The city currently has about 32 side-load garbage trucks and five street sweepers, Hildebrand said.
Hildebrand said natural gas vehicles usually cost about $35,000 more up-front but have the potential to save money in the long-run.
For example, the city recently purchased a new garbage truck that does not use natural gas for $247,000 and the same vehicle using natural gas would have cost about $282,000, Hildebrand said.
"I've really been pushing that we need to look into this and find out about it because so many other entities and big companies are going in this direction," District 3 Councilwoman Barbara Graff said. "I don't know whether it would cost more. I would imagine initially it would but you have to look at servicing these trucks. Will it be cheaper or more expensive and will the life of the trucks be longer or shorter You've got a whole lot of matrices you have to look at."
If the city chooses to go in that direction, the city would also need to build a fueling station, which would cost about $1.5 million, based on a study done about three years ago, Hildebrand said.
"I don't know when the (new) proposal will be ready but a few years ago we had that estimate and I don't think the price has gone down," Hildebrand said. "But the price of gas fluctuates and there may be grants available or there may not -- that's what the study will look into. We want to find out if it's feasible, how many trucks it would take to be feasible and where infrastructure could be located. There are a lot of questions we need answers to."

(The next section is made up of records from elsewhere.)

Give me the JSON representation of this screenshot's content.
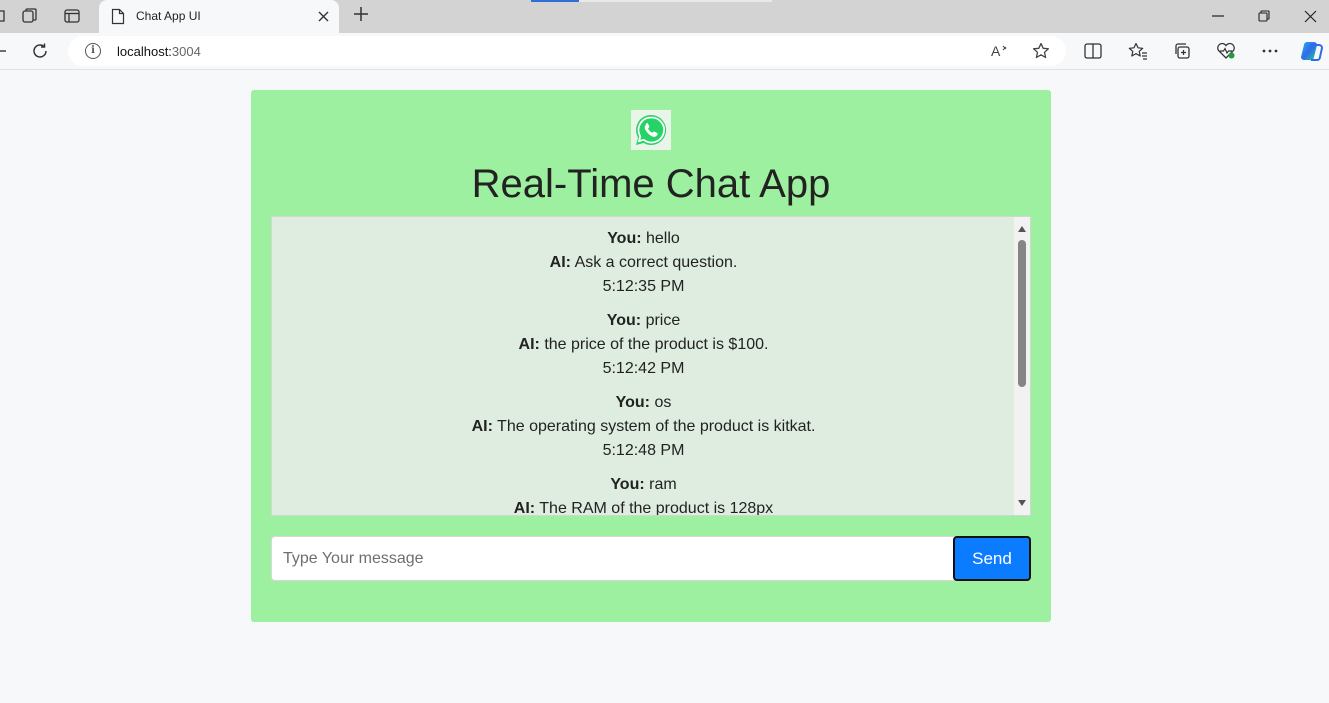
{
  "browser": {
    "tab_title": "Chat App UI",
    "url_host": "localhost:",
    "url_port": "3004"
  },
  "icons": {
    "workspaces": "workspaces-icon",
    "tab_actions": "tab-actions-icon",
    "page": "page-icon",
    "close": "close-icon",
    "new_tab": "plus-icon",
    "refresh": "refresh-icon",
    "info": "info-icon",
    "read_aloud": "read-aloud-icon",
    "favorite": "star-icon",
    "split": "split-screen-icon",
    "favorites": "favorites-icon",
    "collections": "collections-icon",
    "health": "browser-essentials-icon",
    "more": "more-icon",
    "copilot": "copilot-icon",
    "logo": "whatsapp-icon"
  },
  "colors": {
    "card": "#9cf09f",
    "chat_bg": "#dfede0",
    "send": "#0b7bff",
    "whatsapp": "#25d366"
  },
  "app": {
    "title": "Real-Time Chat App",
    "messages": [
      {
        "you_label": "You:",
        "you": "hello",
        "ai_label": "AI:",
        "ai": "Ask a correct question.",
        "time": "5:12:35 PM"
      },
      {
        "you_label": "You:",
        "you": "price",
        "ai_label": "AI:",
        "ai": "the price of the product is $100.",
        "time": "5:12:42 PM"
      },
      {
        "you_label": "You:",
        "you": "os",
        "ai_label": "AI:",
        "ai": "The operating system of the product is kitkat.",
        "time": "5:12:48 PM"
      },
      {
        "you_label": "You:",
        "you": "ram",
        "ai_label": "AI:",
        "ai": "The RAM of the product is 128px",
        "time": ""
      }
    ],
    "input_placeholder": "Type Your message",
    "send_label": "Send"
  }
}
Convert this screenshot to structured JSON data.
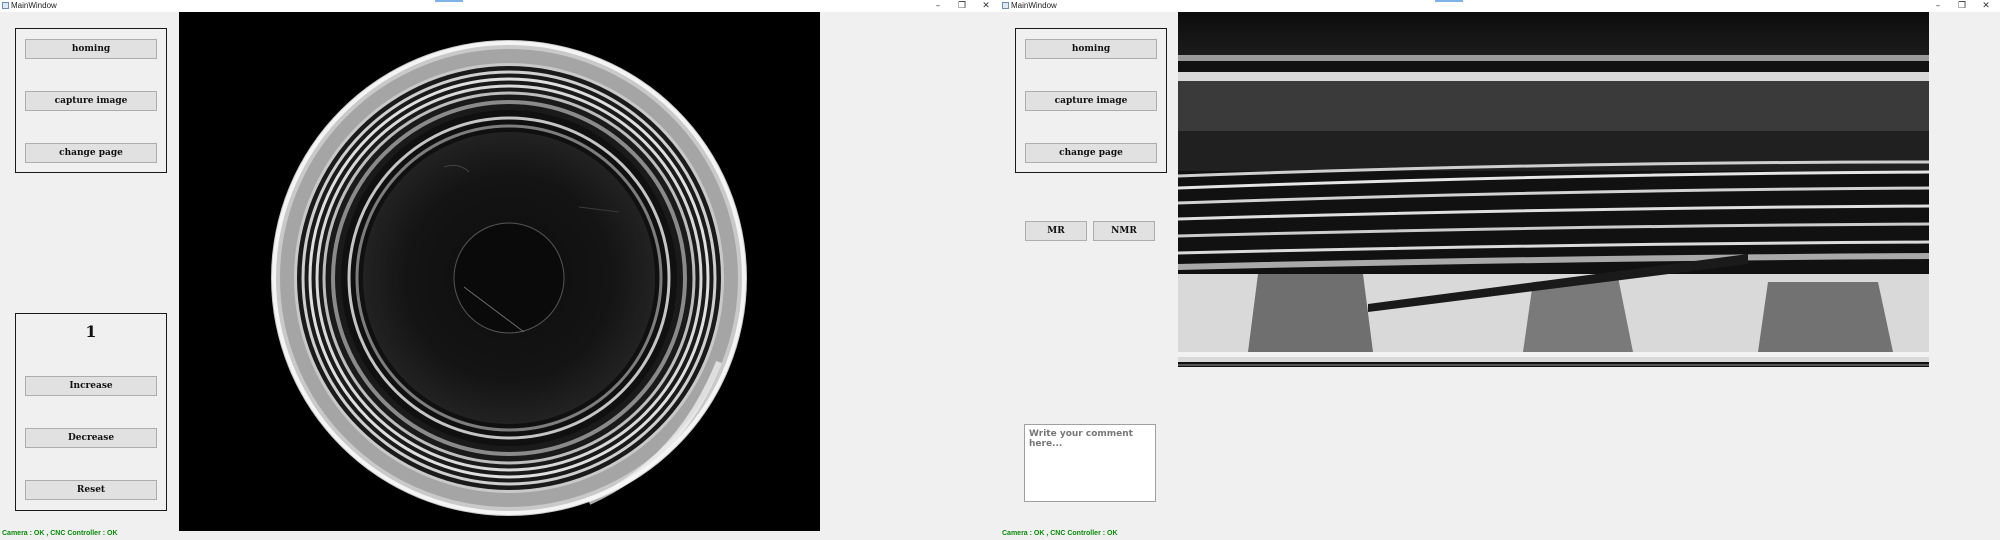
{
  "left_window": {
    "title": "MainWindow",
    "controls": {
      "minimize": "–",
      "restore": "❐",
      "close": "✕"
    },
    "buttons": {
      "homing": "homing",
      "capture": "capture image",
      "change_page": "change page"
    },
    "counter": {
      "value": "1",
      "increase": "Increase",
      "decrease": "Decrease",
      "reset": "Reset"
    },
    "status": "Camera : OK , CNC Controller : OK"
  },
  "right_window": {
    "title": "MainWindow",
    "controls": {
      "minimize": "–",
      "restore": "❐",
      "close": "✕"
    },
    "buttons": {
      "homing": "homing",
      "capture": "capture image",
      "change_page": "change page",
      "mr": "MR",
      "nmr": "NMR"
    },
    "comment": {
      "placeholder": "Write your comment here...",
      "value": ""
    },
    "status": "Camera : OK , CNC Controller : OK"
  },
  "colors": {
    "window_bg": "#f0f0f0",
    "button_bg": "#e1e1e1",
    "status_green": "#0a8a0a",
    "image_bg": "#000000"
  }
}
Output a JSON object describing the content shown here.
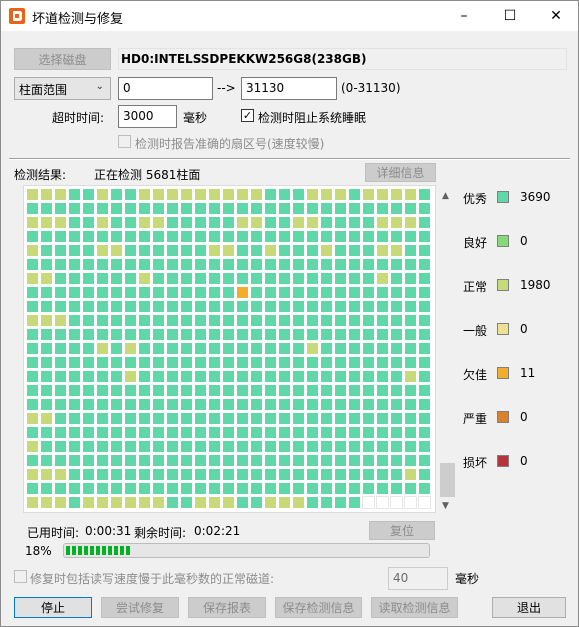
{
  "window": {
    "title": "坏道检测与修复",
    "minimize_label": "–",
    "maximize_label": "☐",
    "close_label": "✕"
  },
  "disk": {
    "select_button": "选择磁盘",
    "name": "HD0:INTELSSDPEKKW256G8(238GB)"
  },
  "range": {
    "mode": "柱面范围",
    "start": "0",
    "arrow": "-->",
    "end": "31130",
    "limit": "(0-31130)"
  },
  "timeout": {
    "label": "超时时间:",
    "value": "3000",
    "unit": "毫秒"
  },
  "options": {
    "prevent_sleep": "检测时阻止系统睡眠",
    "prevent_sleep_checked": "✓",
    "report_sector": "检测时报告准确的扇区号(速度较慢)"
  },
  "results": {
    "label": "检测结果:",
    "status": "正在检测 5681柱面",
    "detail_button": "详细信息"
  },
  "legend": [
    {
      "label": "优秀",
      "count": "3690",
      "color": "#5fd7a8"
    },
    {
      "label": "良好",
      "count": "0",
      "color": "#86d97a"
    },
    {
      "label": "正常",
      "count": "1980",
      "color": "#c8d97a"
    },
    {
      "label": "一般",
      "count": "0",
      "color": "#ede08f"
    },
    {
      "label": "欠佳",
      "count": "11",
      "color": "#f2ad2c"
    },
    {
      "label": "严重",
      "count": "0",
      "color": "#d9822b"
    },
    {
      "label": "损坏",
      "count": "0",
      "color": "#b8343d"
    }
  ],
  "timing": {
    "elapsed_label": "已用时间:",
    "elapsed": "0:00:31",
    "remaining_label": "剩余时间:",
    "remaining": "0:02:21",
    "reset_button": "复位"
  },
  "progress": {
    "percent_text": "18%",
    "fraction": 0.18
  },
  "repair": {
    "label": "修复时包括读写速度慢于此毫秒数的正常磁道:",
    "value": "40",
    "unit": "毫秒"
  },
  "buttons": {
    "stop": "停止",
    "try_repair": "尝试修复",
    "save_report": "保存报表",
    "save_info": "保存检测信息",
    "read_info": "读取检测信息",
    "exit": "退出"
  },
  "grid": {
    "columns": 29,
    "rows": 23,
    "filled": 662,
    "empty_color": "#ffffff",
    "rows_pattern": [
      "yyyggyggyyyyyyyyygggyyygyyyyg",
      "ggggggggggggggggggggggggggggg",
      "yyyggyggyygggggyyggyyggggyyyg",
      "ggggggggggggggggggggggggggggg",
      "yggggyyggggggyyggygggygggyygg",
      "ggggggggggggggggggggggggggggg",
      "yyggggggyggggggggggggggggyggg",
      "gggggggggggggggoggggggggggggg",
      "ggggggggggggggggggggggggggggg",
      "yyygggggggggggggggggggggggggg",
      "ggggggggggggggggggggggggggggg",
      "gggggygyggggggggggggygggggggg",
      "ggggggggggggggggggggggggggggg",
      "gggggggygggggggggggggggggggyg",
      "ggggggggggggggggggggggggggggg",
      "ggggggggggggggggggggggggggggg",
      "yyggggggggggggggggggggggggggg",
      "ggggggggggggggggggggggggggggg",
      "ygggggggggggggggggggggggggggg",
      "ggggggggggggggggggggggggggggg",
      "yyyggggggggggggggggggggggggyg",
      "ggggggggggggggggggggggggggggg",
      "yyygyyyyyyggyyyggyyygggg....."
    ]
  }
}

Hildebrand said the return on investment would probably be about 15 or 20 years and certain trucks would benefit from using natural gas more than others.
"It suits sweepers and the side-load garbage trucks because it's great for that stop and go use," Hildebrand said. "Natural gas is also cheaper and better for the environment."
The study will also look into possibly using natural gas for city buses and school buses as well, Hildebrand said.
"We haven't looked at doing anything with natural gas," David Morris, Ector County Independent School District director of transportation, said. "We did look one time at propane but at this time we don't have any plans to move in either of those directions. We would have to do a cost analysis on the natural gas and there was some concern we had because a lot of buses go out of town and would have refueling issues."
But Morris said he wouldn't be opposed the idea of using natural gas as long as those issues were addressed.
"I think the more we educate ourselves, the better off we are," Graff said. "I don't want to miss the boat on this, but I'm also very conservative with tax dollars and I want to make sure it's the best for the people."